Q. Stanley Motss, the character played by Dustin Hoffman in "Wag the Dog," has an oddly-spelled last name. I wonder if you know that MOTSS is an abbreviation for "Member of the Same Sex," in Internet-talk and classified-ad-speak. Stanley Motss in "Wag the Dog" never seems to have a family, just his assistants, Manuel and Grace. During his obituary, there are no survivors mentioned. I wonder if this was a shot at closeted gay Hollywood bigshots. (Alex Christensen, Lexington, VA).
A. The abbreviation also commonly stands for "More of the Same (bleep)," which would certainly fit the Motss character.
Q. I just rented "Donnie Brasco" and noticed that one of the executive producers was Alan Greenspan. Is this the same Alan Greenspan who's the head of the Federal Reserve? (Chad Polenz, Schenectady, New York)
A. Here's how to tell them apart: One runs the Fed, while the other makes movies about the Feds.
Q. How can you possibly support DIVX? DIVX will place too much power in the hands of the manufacturer. They will know what you watch and when you watch it. Price fixing and censorship can run rampant. And just imagine, you won't be able to take your copy of "Ishtar" over to Gene Siskel's house for viewing, since DIVX is player-specific. If you've unlocked your copy of "Casablanca" in your living room player, you and your loved one can never snuggle up and watch it in the bedroom. DIVX is far too restrictive a medium, and especially destructive in the immature arena of DVD. (Tom Thayil, Galveston TX).

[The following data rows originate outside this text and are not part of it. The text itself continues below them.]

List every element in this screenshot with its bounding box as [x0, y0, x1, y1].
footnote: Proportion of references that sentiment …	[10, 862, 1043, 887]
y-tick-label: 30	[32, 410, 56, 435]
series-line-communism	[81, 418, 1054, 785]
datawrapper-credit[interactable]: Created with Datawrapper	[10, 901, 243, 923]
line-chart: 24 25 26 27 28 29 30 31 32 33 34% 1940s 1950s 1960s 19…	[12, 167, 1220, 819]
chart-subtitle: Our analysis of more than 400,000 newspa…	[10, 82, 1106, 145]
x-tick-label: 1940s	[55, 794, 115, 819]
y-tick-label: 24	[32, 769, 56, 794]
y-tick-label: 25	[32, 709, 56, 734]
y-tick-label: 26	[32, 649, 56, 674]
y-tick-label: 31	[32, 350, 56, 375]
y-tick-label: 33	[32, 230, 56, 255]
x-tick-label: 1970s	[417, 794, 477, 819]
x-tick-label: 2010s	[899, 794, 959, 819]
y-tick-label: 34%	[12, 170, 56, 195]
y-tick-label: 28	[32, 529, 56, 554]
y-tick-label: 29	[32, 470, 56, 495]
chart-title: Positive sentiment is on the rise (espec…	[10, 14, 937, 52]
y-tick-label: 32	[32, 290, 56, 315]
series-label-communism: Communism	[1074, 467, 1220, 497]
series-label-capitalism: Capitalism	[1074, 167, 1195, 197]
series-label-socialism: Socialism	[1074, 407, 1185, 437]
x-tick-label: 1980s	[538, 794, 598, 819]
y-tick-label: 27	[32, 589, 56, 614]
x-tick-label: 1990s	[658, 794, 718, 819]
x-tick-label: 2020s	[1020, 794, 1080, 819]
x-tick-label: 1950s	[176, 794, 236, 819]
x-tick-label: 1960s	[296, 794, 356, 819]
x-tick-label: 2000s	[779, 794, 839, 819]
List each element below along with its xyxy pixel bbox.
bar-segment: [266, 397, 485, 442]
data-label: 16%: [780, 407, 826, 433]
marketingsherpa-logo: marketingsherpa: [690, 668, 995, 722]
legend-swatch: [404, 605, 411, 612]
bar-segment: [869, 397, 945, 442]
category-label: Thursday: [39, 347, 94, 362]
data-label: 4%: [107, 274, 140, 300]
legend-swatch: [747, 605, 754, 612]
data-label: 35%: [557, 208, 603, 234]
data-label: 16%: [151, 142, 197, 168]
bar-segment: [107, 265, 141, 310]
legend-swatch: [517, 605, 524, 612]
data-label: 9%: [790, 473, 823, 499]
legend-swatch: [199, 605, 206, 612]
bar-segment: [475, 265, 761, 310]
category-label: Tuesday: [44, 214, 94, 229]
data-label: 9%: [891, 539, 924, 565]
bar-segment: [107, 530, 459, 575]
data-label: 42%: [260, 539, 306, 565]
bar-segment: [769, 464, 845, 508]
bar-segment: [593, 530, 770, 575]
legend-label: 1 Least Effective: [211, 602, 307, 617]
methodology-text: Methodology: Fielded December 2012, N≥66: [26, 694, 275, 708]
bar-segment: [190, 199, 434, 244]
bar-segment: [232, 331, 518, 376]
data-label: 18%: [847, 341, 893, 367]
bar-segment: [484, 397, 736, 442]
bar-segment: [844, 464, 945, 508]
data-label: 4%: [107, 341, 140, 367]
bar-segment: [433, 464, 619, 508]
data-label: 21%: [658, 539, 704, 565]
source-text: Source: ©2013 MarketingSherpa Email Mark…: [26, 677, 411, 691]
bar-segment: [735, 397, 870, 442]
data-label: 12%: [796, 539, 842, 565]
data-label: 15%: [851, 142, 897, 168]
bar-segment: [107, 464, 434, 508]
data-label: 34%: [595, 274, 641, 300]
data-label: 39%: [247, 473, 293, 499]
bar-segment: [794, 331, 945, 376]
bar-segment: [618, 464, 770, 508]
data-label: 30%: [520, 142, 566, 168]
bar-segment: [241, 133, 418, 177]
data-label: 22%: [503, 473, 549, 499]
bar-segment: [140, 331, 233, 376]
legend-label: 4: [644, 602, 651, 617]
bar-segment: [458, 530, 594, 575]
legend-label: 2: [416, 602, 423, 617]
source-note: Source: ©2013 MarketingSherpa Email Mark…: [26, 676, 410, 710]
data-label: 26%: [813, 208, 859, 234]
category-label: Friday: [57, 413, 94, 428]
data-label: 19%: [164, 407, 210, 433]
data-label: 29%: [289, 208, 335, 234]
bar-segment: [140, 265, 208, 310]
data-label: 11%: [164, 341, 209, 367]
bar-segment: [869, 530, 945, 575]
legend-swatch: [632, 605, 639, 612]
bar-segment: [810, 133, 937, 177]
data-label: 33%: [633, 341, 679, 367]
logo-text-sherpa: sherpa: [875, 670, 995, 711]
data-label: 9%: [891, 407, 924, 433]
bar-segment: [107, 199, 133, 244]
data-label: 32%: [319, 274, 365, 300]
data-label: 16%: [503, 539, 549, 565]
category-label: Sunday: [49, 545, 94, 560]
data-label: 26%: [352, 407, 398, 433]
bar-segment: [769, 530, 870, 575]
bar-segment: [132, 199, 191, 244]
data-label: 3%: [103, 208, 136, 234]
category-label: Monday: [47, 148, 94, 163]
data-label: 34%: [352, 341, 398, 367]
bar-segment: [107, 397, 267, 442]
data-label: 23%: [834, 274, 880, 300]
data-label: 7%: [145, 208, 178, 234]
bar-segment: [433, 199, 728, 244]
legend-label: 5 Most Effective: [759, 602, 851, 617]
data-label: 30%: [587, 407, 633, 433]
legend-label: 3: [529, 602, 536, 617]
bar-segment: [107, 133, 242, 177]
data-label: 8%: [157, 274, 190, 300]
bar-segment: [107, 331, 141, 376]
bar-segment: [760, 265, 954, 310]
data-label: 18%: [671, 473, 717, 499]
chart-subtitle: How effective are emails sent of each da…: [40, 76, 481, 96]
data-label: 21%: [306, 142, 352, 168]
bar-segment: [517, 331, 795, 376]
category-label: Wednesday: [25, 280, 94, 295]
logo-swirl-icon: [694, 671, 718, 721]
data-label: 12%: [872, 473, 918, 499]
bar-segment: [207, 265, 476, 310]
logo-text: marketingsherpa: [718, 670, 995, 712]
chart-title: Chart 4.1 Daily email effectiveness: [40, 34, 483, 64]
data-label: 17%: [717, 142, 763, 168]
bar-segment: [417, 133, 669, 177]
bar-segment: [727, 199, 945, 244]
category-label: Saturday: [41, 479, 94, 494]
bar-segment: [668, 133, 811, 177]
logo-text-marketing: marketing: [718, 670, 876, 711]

A. I don't support DIVX. Where'd you get that idea? In my opinion, the format is dead before launch. To explain: DVD discs are the hot new technology that is being touted to replace VHS tapes; they are said to be nearly three times as good in picture quality, and contain all sorts of bells and whistles. You buy or rent a DVD disc just like you buy or rent a tape. There are 240,000 machines already in use, and disc sales are ahead of projections. But DVD's country cousin, DIVX, adds a hare-brained twist: They give you a disc which you activate over the telephone with your credit card, after which you can watch it a specified number of times. Then it goes dead unless you reactivate it. Incredibly, the advocates of this goofy format expect consumers to buy special $500 machines to enjoy this privilege (regular DVD machines won't work). The key reason DIVX is doomed is that home video profits heavily from two genres where repeat viewings are the norm: Children's films, and porno. Kids watch a video zillions of times, not just twice. Adult porno fans scarcely want to supply their name and credit card numbers over the phone.
Q. You said it was a Leonardo DiCaprio fan shouting in protest when his name was not read among the "best actor" nominees when the Oscars were announced. Actually, it was a Howard Stern fan named Mason. He told Howard all about it on the air shortly afterwards. (Charlie Smith, Chicago)
A. Anybody could have made that mistake! The names sound so much alike.